015. Amores ridículos

“De pronto, la relación entre ella y la historia en la que ahora ambos desempeñábamos un triste papel me parecía vaga, difusa, casual. De pronto comprendí que no fue más que una ilusión haber pensado que cabalgamos nosotros mismos en nuestras propias historias y que dirigimos su marcha; que en realidad es posible que no sean, en absoluto, nuestras historias, que es más probable que nos sean adjudicadas desde fuera; que no nos caracterizan; que no podemos responder de su extrañísima trayectoria; que nos raptan, dirigidas desde otra parte por fuerzas extrañas.” El libro de los amores ridículos. Milan Kundera.

Me preguntan hoy y les confieso que no entiendo la trayectoria de mis historias amorosas. Algunas con finales trágicos, otras con finales infelices, y muchas inconclusas. Cuando inevitablemente tengo que hacer un breve reporte de mi situación sentimental actual, yo digo: Y ahí, sabés luego… siempre jodiendo. (Nótese la necesidad de restarle importancia al asunto a través del gerundio de joder)

O de repente un: Y no estoy saliendo con nadie ahora, pero siempre hay alguna cosa rondando. (Nótese como me refiero hacia los potenciales sujetos amorosos: alguna cosa)

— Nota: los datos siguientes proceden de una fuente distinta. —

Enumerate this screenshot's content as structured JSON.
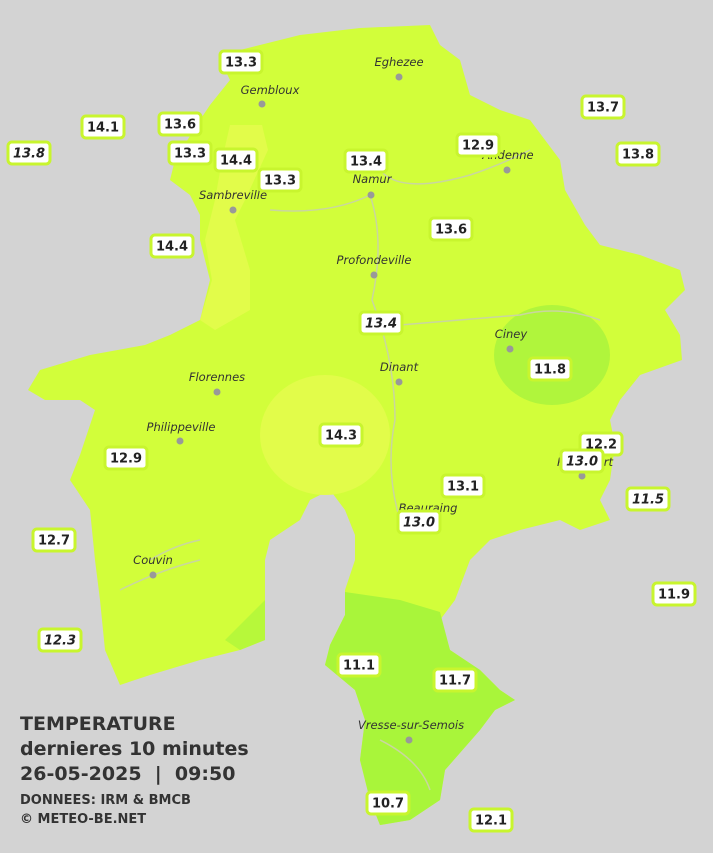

Ni que fuera un planeta y me gravitaran satélites alrededor. La verdad, pura y dura, es que estoy por cumplir 30 y cero gravitación gente. Pero es el tipo de respuestas que uno no dice, para no incomodar al interlocutor o por no dar lástima de uno, qué sé yo.

Los 20s fueron de amores intensos pero ridículos, ridículos mal. Muy pretenciosos pero que terminaron en nada. Algunos con bloqueo en Facebook, otros enviados al Triángulo de las Bermudas de las historias de amor, otros se convirtieron en amistad fraternal.

Lo que puedo rescatar es que cada persona me enseñó alguna cosa, de todos me llevo algo desde el que me hacía burbujitas de saliva y me enseñaba de matemáticas, el que me cuestionaba todo el tiempo mi catolicismo adolescente y puso en crisis mi manera de encarar el creer en algo, el que me enseñó a leer libros que pensé que no me gustarían y ver la historia de otra manera, el que me discutía a muerte y me decía que era demasiado terca, el que compartía postres conmigo, puedo entrar en muchos detalles así que mejor cortarla acá.

Gracias a todos esos amores ridículos soy un poco lo que soy ahora, cada historia que aparentemente no significó nada y que a veces me cuestioné, me llevo paso a paso hasta este lugar. Yo soy la que se dice a sí misma, no decretes al universo que te mande un chongo… decretá que vas a ser feliz Raquel, como sea. Porque ser feliz y hacer lo que te hace feliz te conecta con las personas adecuadas.

Todas las películas que ando viendo sobre el tema plantean la crisis de los 30s desde personas que se quedan solas justo antes de cumplir 30 y lloran, mal, todo mal. (Y me digo, mirá Raquel, por lo menos vos estás encarando este proceso sola desde hace rato, no es que súbditamente días antes de los 30 descubriste una guampeada, vé el lado lindo de las cosas) Hasta el momento solamente una reivindica la felicidad de estar vivo, con la edad que tengas, con quien te acompañe… como seas!

Bueno, y así… déjense amar loco, y amen más!